Heather Joseph cuts to the heart of the matter:
“For us, the embargo period and the licensing issues are elements of the policy that are visible problems. But the revision of the policy itself was a troublesome move to our community…. The investment that we’ve made in repositories over the last decade is an important way for us to ensure that the academic community is asserting control over its own [intellectual property]. We’re producing these articles, we’re surfacing these ideas, and we’d like to have a say in how and when we share them with people.”

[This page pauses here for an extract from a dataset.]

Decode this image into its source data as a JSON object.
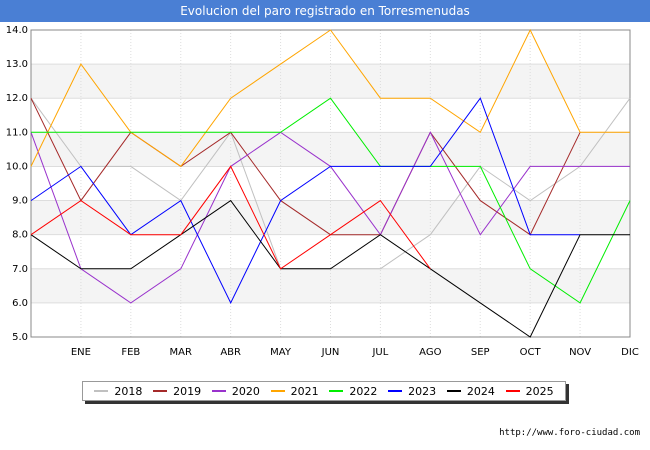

University College London (UCL) has announced the launch of UCL Press, the UK’s first fully Open Access university press. The primary focus of the press will be scholarly monographs, textbooks and journals. Three inaugural monographs have just been published: Temptation in the Archives by Lisa Jardine,Treasures from UCL by Gillian Furlong and The Petrie Museum of Egyptian Archaeology: Characters and Collections by Alice Stevenson. All of UCL Press’s titles are freely available to download in open access digital editions.
From the 27 May press release: “The founding ethos of UCL Press builds upon UCL’s wider commitment to communicating and engaging with the world. Open Access ensures academic research is accessible to everyone, as all publications are freely available online with no payment restrictions.”